THE number of Hunter home owners on the brink of losing their properties to banks and other lenders jumped almost 30 per cent in the year to December.
Sagging Hunter property prices and the increased cost of living are biting hard across the region with more than four homes a week under threat of being seized in the first three months of this year, a leap of more than 60per cent when compared to the same time last year.
Data obtained exclusively by The Newcastle Herald shows the mortgage finance sector won 214 Hunter-based writs of possession in the Supreme Court last year, compared to 167 in 2010.

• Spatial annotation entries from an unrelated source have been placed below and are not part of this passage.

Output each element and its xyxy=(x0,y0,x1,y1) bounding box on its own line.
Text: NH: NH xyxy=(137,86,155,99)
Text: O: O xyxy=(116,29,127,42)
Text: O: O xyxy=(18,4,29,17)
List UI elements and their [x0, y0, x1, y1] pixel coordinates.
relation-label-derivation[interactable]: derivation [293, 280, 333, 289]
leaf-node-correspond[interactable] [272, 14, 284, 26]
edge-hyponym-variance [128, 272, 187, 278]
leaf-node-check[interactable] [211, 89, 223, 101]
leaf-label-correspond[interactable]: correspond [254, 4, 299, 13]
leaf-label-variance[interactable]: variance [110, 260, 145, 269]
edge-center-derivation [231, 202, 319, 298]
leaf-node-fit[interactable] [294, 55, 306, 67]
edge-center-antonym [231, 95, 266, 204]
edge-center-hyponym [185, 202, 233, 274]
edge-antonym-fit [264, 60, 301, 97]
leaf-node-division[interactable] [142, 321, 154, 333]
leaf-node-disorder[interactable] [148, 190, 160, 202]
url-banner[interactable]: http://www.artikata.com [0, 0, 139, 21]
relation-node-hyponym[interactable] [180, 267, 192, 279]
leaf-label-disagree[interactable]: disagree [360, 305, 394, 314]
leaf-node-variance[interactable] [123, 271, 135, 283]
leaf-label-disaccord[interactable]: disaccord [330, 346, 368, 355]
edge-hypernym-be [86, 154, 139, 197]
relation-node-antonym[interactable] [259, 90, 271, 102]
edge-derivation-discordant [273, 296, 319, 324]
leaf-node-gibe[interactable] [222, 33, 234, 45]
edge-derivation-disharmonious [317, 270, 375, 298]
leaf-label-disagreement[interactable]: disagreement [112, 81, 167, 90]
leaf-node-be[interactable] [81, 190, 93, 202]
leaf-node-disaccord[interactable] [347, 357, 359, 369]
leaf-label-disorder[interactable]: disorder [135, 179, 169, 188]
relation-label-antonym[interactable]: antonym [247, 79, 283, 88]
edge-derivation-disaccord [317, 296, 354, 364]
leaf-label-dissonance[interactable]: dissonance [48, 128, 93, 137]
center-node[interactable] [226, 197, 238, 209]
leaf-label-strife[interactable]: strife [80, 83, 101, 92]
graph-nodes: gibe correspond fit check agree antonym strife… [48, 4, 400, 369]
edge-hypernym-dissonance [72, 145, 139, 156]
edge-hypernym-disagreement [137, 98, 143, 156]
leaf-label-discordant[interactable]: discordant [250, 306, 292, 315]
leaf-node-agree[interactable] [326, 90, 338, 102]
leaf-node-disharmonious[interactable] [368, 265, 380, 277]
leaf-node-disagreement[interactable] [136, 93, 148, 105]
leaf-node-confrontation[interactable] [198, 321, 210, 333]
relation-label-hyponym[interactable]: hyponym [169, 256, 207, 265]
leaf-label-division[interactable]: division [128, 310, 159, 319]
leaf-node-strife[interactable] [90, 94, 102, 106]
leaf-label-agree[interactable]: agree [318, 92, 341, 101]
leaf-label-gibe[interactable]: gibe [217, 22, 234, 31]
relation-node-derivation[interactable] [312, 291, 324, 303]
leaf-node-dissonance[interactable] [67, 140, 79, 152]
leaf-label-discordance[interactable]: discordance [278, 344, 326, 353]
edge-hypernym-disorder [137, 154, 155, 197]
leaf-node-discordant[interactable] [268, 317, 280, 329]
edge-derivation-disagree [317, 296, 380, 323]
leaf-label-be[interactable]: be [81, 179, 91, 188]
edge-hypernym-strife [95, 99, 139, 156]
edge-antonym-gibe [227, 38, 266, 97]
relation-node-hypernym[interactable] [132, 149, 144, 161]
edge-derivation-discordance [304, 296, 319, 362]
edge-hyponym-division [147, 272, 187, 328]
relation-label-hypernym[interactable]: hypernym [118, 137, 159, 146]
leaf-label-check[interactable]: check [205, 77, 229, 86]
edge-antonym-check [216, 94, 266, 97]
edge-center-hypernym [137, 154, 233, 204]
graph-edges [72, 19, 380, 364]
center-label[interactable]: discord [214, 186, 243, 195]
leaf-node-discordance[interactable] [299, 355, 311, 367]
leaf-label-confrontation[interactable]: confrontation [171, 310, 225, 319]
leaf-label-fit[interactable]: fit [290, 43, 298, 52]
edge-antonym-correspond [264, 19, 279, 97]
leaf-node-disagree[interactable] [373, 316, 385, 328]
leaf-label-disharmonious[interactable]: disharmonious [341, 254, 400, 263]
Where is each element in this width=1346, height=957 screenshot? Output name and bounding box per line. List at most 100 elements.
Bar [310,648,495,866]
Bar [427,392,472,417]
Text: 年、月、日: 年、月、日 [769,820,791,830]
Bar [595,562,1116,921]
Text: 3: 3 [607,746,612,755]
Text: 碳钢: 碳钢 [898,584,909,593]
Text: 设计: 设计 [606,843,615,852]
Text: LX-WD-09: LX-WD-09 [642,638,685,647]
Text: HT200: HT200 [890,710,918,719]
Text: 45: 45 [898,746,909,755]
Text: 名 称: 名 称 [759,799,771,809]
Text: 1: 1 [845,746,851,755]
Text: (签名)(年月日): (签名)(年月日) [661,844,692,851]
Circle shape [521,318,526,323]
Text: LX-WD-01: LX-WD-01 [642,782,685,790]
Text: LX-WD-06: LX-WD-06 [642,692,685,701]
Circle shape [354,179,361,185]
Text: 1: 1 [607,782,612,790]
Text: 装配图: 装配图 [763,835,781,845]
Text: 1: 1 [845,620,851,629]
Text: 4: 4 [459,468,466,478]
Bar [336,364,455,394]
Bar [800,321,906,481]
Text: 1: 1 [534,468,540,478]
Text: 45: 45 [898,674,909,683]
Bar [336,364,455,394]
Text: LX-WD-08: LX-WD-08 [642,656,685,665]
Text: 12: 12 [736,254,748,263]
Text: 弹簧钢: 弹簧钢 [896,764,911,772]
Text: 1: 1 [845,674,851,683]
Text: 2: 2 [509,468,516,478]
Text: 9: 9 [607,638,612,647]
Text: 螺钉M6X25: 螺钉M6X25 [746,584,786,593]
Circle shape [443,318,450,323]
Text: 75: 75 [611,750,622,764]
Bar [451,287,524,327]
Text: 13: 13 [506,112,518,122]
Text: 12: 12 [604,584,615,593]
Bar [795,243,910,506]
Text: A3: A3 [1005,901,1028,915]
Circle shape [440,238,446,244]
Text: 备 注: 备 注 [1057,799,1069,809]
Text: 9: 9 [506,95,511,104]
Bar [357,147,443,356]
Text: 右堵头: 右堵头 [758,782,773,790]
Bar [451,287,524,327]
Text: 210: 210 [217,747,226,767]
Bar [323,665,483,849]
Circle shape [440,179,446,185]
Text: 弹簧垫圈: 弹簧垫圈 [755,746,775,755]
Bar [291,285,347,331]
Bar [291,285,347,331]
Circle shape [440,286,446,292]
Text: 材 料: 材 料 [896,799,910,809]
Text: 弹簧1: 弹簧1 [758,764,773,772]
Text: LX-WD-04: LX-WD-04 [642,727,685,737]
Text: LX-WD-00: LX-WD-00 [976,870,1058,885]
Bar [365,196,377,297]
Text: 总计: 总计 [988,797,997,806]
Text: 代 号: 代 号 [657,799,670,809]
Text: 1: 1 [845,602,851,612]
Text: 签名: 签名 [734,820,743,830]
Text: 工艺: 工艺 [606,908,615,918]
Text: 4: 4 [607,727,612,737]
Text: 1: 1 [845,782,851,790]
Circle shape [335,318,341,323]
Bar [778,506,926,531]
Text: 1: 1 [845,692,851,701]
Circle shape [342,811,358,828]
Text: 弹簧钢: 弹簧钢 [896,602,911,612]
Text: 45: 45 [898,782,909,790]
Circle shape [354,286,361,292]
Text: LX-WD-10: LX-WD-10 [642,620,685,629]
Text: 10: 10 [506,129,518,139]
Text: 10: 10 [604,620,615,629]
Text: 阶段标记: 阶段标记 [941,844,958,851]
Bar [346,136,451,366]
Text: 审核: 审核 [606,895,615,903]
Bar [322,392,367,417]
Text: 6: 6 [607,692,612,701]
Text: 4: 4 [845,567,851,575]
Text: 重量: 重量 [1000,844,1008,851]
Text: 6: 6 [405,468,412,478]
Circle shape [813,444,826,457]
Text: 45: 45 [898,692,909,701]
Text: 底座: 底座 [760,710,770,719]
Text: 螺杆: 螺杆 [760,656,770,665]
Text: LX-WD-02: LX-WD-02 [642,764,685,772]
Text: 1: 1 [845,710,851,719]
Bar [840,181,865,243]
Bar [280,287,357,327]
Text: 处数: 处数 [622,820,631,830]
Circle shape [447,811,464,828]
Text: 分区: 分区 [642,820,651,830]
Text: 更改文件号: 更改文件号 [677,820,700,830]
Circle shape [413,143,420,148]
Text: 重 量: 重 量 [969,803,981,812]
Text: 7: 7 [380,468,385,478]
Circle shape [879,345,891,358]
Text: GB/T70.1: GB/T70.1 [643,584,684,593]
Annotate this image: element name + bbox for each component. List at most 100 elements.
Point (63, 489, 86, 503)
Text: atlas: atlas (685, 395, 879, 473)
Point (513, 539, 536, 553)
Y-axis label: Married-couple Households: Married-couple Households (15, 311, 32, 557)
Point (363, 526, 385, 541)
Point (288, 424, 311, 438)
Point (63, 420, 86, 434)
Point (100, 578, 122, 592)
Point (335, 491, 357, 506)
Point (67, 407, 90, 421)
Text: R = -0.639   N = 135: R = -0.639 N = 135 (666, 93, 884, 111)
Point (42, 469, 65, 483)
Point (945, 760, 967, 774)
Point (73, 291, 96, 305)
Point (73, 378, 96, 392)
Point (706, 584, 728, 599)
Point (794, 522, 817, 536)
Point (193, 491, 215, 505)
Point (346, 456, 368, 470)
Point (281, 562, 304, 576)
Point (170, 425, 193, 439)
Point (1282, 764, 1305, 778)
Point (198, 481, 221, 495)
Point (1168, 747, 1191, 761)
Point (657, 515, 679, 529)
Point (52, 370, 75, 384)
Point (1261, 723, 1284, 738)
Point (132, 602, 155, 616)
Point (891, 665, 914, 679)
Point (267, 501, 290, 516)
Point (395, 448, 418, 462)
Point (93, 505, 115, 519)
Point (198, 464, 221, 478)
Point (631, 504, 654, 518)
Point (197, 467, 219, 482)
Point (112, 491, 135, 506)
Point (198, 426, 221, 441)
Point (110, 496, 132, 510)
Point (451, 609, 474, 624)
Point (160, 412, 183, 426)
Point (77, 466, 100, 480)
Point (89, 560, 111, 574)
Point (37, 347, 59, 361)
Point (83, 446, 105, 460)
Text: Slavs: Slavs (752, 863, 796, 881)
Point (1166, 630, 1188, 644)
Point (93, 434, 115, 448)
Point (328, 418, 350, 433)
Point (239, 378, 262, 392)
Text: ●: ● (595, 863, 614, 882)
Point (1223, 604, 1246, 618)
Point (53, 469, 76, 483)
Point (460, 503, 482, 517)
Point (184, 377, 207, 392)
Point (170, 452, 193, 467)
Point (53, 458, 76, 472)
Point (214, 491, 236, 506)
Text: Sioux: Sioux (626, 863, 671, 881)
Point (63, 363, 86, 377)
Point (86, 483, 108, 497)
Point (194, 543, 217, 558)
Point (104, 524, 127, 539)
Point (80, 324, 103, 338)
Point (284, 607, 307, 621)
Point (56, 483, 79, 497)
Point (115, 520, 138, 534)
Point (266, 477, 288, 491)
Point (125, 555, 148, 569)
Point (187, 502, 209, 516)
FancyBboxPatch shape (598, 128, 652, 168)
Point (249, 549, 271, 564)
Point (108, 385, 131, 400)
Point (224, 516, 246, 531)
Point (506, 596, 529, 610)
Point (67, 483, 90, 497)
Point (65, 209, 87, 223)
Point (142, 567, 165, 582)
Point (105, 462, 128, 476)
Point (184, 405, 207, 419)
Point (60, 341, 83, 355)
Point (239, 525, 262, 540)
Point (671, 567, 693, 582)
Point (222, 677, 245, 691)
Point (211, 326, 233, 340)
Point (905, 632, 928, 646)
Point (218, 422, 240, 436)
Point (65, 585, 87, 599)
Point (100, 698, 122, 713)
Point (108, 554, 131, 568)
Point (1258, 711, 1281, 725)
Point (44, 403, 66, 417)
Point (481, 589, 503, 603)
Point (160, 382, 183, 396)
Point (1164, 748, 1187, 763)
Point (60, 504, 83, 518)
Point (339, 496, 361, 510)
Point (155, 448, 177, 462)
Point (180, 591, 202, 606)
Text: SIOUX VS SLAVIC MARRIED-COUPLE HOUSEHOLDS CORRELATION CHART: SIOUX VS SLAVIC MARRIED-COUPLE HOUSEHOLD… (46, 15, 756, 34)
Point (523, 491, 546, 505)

The state Sheriff’s Office, responsible for removing people from their properties if they fall behind on loans, has reported a significant rise in workload this year with 64 writs won in the first three months.
Maitland financial counsellor Roger Lawes said there had been a sharp increase during the past two years in lenders taking legal action when people fell behind on loans.
‘‘The general cost of living is increasing all the time and real estate prices have gone nowhere but backwards,’’ Mr Lawes said.
‘‘People might get into trouble and start using credit cards to pay for the mortgage and it can pretty quickly spiral out of control.’’
Residents in Thornton and Edgeworth were among the most financially stressed last year, with 10 and eight writs of possession issued in the suburbs respectively.
A spokesman for the Attorney-General’s department said a writ was issued after a lender sought a Supreme Court order to take possession of a property.
He said not all writs led to repossession, with many home owners able to sort out a last-minute deal with lenders.
If the order is successful the Sheriff imposes a date by which the borrower has to leave, the property is signed over to the lender and the locks are changed. Most properties are then sold at auction.
Across NSW last year, about one-third of writs ended in evictions. In the Hunter the percentage was slightly higher at 35per cent.
There were 31 writs of possession issued for properties in Port Stephens holiday destination suburbs last year.
‘‘Obviously holiday homes and investment properties are the first to go,’’ Mr Lawes said.